APHEDA People: meet Dyna (Cambodian Prostitutes Union – CPU)

Union Aid Abroad-APHEDA is about people – people working together to make things better for all. As the global justice organisation of the Australian union movement, each and every APHEDA supporter, member, partner, activist and participant here in Australia and all around the world contributes to the work it takes to tackle inequality and injustice. This month we speak to Dyna, team leader at the Cambodian Prostitutes Union (CPU). Dyna recounts her journey from sex worker to union leader, supporting marginalised women and campaigning for the decriminalisation of sex work in Cambodia.

How long have you been working with the Cambodian Prostitutes Union (CPU) and what is your role?

I have been working with the Cambodian Womens Development Agency (CWDA) and Cambodian Prostitutes Union (CPU) since 1998. I am now a team leader at CPU which has 15 part-time and full-time staff including 11 peer educators.
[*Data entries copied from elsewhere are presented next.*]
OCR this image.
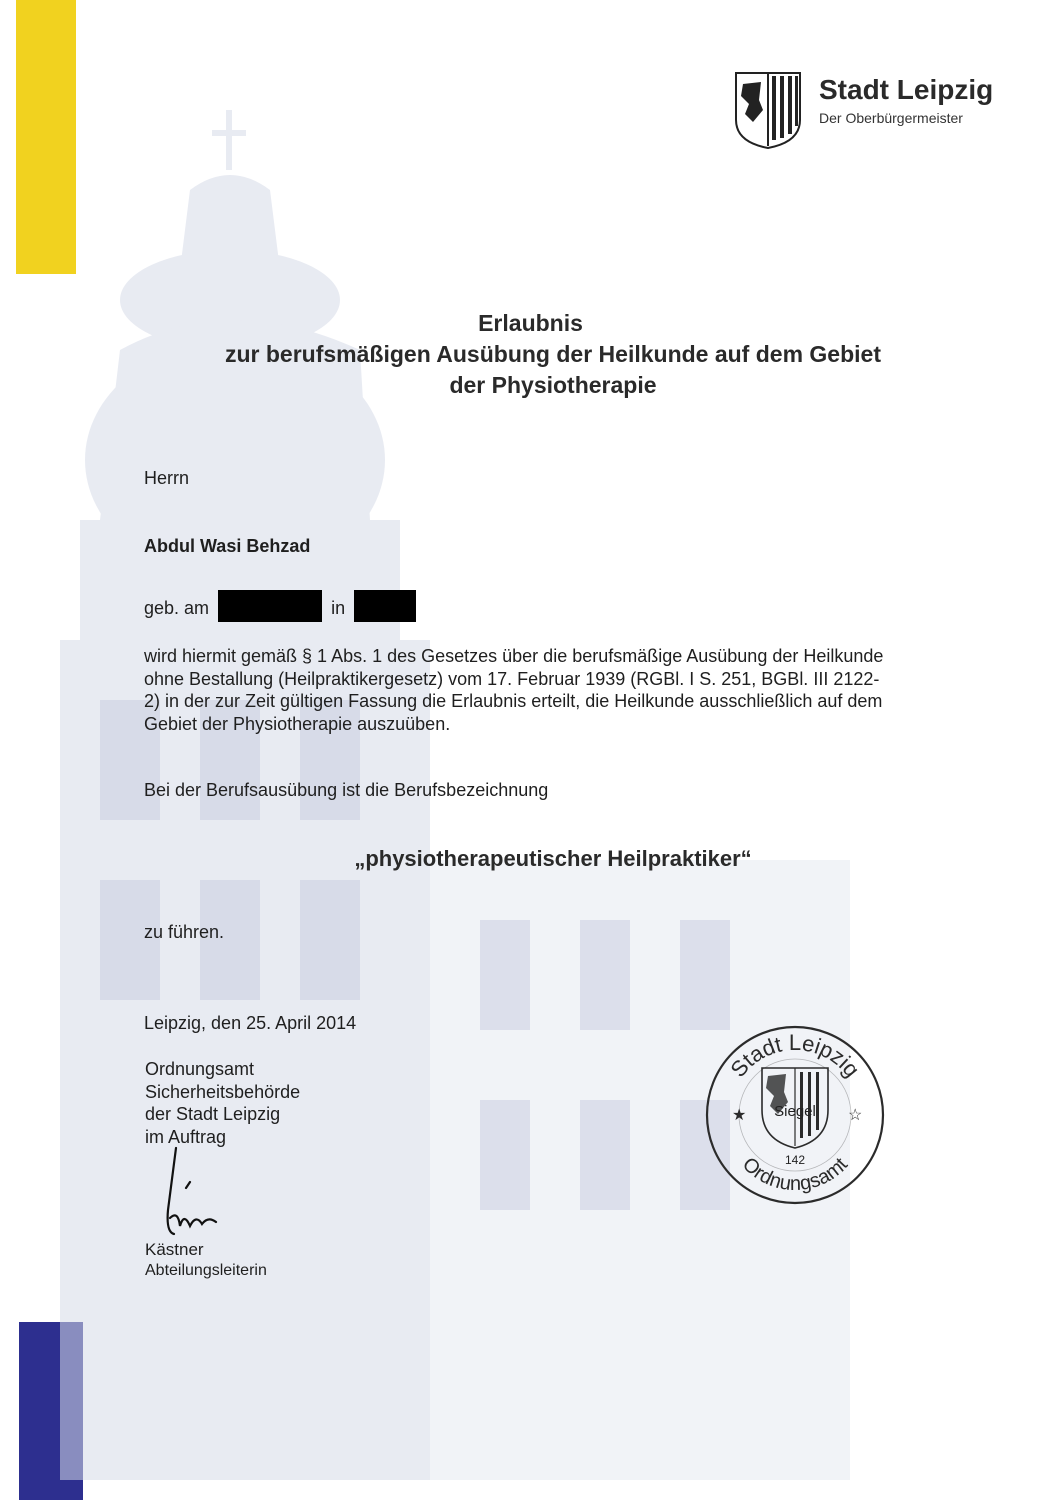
Stadt Leipzig
Der Oberbürgermeister
Erlaubnis
zur berufsmäßigen Ausübung der Heilkunde auf dem Gebiet
der Physiotherapie
Herrn
Abdul Wasi Behzad
geb. am	in
wird hiermit gemäß § 1 Abs. 1 des Gesetzes über die berufsmäßige Ausübung der Heilkunde
ohne Bestallung (Heilpraktikergesetz) vom 17. Februar 1939 (RGBl. I S. 251, BGBl. III 2122-
2) in der zur Zeit gültigen Fassung die Erlaubnis erteilt, die Heilkunde ausschließlich auf dem
Gebiet der Physiotherapie auszuüben.
Bei der Berufsausübung ist die Berufsbezeichnung
„physiotherapeutischer Heilpraktiker“
zu führen.
Leipzig, den 25. April 2014
Ordnungsamt
Sicherheitsbehörde
der Stadt Leipzig
im Auftrag
Kästner
Abteilungsleiterin
Stadt Leipzig
Ordnungsamt
★	☆
Siegel
142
Why is being union important to you?

Being union is important to me because it gives me an opportunity to lift and rehabilitate myself to live a life of dignity together with my fellow members. It is also important because I can help lead and support the most marginalised women – sex workers – unite them and, through CPU, provide necessary support such as health care services, legal support, education, and safe work environments. Being in a union also helps us link up with other unions and networks to run collective campaigns for sex workers rights to organise, access to social services, how to operate in safe environments and the right to a livelihood.

What does APHEDA mean to you?

Union Aid Abroad-APHEDA helped me rebuild my life from working as a sex worker to becoming the leader of a union. APHEDA also helped establish CPU and it has been providing financial, technical and moral support to CPU since its establishment. Therefore, we consider APHEDA as one of our prominent partners and supporters of this good cause in Cambodia.

What part of your work are you most proud of? Why?

I am most proud of the recognition I have received within the union movement as a leader and proud to have been elected as chairperson of the National Entertainment Workers Network (NEWN), despite the stigma and discrimination that is often  associated with sex work – my past profession and the profession of the women my union represents

I am also proud that I could take part in reducing the incidence of HIV/AIDs in Cambodia. I have actively campaigned with CPU/CWDA to run HIV/AIDs camps, to provide education and awareness to Entertainment Workers so that they can reduce risks e.g. by using condoms correctly. I have also been a part of ensuring that the Entertainment Workers and Sex Workers get HIV/AIDs tests, general health checks and treatment regularly, as well as operate in a safe environment by reducing the cases of violence against them. I am involved in negotiating with the law enforcement agencies and assist with legal avenues to free sex workers when they are caught (prostitution is considered a criminal activity in Cambodia). I consider this an important part of my work.

In my role, I have opportunities to network and campaign together with other women’s rights activists in Cambodia and internationally. I have also had opportunities to travel to many countries including Thailand, Italy, Nepal, Myanmar, Laos and Switzerland as well as share experiences, learn and establish links with activists in these countries on issues concerning the exploitation of women and children, HIV/AIDs and the elimination of discrimination against women.

What do you see as the work (areas, issues, etc.) that is most important for CPU to focus on into the future?

One of the key areas for CPU’s future focus is increasing its membership base, increasing and diversifying supporters to bring in more funding and to cover larger areas. We also consider it important to continue our fight for legalising sex work in Cambodia, together with other networks such as Women Network for Unity (WNU). Equally important is to provide education to sex workers as many of them are illiterate, and to ensure their children have rights to education in schools, without discrimination. Many sex workers do not have identity cards which deprives them of access to essential and necessary services. Securing their identity papers is a priority so that sex workers can establish their identity, and obtain legal recognition and access to essential services.

Why is it important for Australian unionists to support Union Aid Abroad APHEDA?

Australian unionist support of Union Aid Abroad APHEDA is vital because your financial support helps develop unions abroad and also helps alleviate poverty of workers and communities. Your solidarity helps us to establish rights and justice for marginalised people. APHEDA, through its overseas work, helps realise our global solidarity objectives by supporting workers and communities internationally to live a life of prosperity and dignity.